令嬢と不良 ~天然お嬢様の危険な恋~

おい、マジかよ……

俺は嬉しいような、そうでもないような、複雑な気持ちだった。

まだバージンの栞が、俺にそれを捧げてくれると思うと嬉しい。しかし、いとも簡単にそうするのは、ちっとも栞らしくないと思う。

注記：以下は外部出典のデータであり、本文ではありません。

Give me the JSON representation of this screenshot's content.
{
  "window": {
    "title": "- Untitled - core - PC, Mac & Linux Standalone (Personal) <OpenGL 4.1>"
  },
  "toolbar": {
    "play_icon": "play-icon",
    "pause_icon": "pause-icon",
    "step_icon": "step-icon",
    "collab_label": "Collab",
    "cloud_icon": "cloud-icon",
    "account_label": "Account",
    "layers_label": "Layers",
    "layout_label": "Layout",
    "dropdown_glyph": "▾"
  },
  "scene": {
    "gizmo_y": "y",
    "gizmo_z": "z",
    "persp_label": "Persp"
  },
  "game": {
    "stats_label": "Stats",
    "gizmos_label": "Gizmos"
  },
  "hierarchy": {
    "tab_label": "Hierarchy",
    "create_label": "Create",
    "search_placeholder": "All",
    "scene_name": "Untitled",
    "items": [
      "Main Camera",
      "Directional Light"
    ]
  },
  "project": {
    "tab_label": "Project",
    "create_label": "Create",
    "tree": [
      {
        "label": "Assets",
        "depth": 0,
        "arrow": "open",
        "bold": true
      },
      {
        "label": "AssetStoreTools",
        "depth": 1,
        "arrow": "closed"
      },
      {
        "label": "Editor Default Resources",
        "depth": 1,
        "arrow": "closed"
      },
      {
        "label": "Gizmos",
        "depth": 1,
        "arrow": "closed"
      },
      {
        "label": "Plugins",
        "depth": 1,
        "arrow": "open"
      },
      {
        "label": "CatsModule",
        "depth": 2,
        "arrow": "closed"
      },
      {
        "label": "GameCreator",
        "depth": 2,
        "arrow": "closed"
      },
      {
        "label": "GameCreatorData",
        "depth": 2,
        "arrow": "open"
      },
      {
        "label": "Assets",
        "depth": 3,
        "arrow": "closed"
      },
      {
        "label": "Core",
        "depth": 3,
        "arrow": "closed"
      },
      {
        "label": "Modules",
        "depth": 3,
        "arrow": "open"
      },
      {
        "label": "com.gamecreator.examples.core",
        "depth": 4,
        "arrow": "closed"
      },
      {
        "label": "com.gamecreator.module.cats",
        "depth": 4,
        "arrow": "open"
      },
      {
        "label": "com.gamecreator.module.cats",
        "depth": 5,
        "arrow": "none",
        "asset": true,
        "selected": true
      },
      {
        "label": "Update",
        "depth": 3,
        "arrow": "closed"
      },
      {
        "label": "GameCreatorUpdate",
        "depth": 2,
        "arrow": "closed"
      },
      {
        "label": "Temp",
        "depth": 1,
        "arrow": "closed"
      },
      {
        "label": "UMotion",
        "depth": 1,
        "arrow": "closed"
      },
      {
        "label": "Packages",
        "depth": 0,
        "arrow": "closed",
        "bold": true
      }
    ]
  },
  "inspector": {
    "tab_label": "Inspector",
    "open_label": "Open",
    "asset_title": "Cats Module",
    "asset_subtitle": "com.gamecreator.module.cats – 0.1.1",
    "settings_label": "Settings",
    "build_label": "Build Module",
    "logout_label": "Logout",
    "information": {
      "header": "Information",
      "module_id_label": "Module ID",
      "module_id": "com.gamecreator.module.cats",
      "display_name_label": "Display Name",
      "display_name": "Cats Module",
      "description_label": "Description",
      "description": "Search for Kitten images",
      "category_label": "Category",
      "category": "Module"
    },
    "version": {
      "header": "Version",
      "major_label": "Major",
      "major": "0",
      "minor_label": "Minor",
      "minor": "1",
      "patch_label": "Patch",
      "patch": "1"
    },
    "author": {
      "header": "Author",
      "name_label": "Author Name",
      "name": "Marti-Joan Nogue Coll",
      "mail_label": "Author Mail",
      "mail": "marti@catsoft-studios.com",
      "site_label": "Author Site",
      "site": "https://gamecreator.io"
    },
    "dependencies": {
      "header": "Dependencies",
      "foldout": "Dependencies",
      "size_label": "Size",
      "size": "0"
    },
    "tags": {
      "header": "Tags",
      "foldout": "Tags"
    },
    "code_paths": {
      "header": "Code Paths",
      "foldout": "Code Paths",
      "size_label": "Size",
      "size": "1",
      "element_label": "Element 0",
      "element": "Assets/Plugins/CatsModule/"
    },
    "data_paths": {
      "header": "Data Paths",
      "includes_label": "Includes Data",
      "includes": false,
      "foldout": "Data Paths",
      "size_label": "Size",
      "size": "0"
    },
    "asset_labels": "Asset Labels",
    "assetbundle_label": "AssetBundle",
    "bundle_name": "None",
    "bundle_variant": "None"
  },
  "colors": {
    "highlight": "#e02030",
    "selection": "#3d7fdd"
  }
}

あ、もしかしてこいつ、解ってないんじゃないか? この状況が……


「じゃあ、入ろうか?」


と俺が言ったら、栞は「え?」と言い、ホテルの入り口に目をやると、じーっとそれに見入った。そして大きな目を、更に大きく見開き、口をポカンと開いた。


やっぱりか……


栞は、ここがラブホテルのまん前だという事に気付いてなかったらしい。


「悠馬さん、ちょっと待ってください!」


と栞は慌てて言ったが、おもしろいから、


「ん? イヤじゃないんだろ?」


と俺は意地悪を言い、慌てふためく栞を見ていた。


「ち、違います。さっきのは、その……」


表情がコロコロ変わる栞は、見ていて飽きないし、すげえ可愛い。今、何を考えてるのか、栞の頭の中を覗いてみたいと思った。


それにしても、あのBG野郎は何してんだろうか。もたもたしてたら、本当に栞を連れ込んじまうぞ?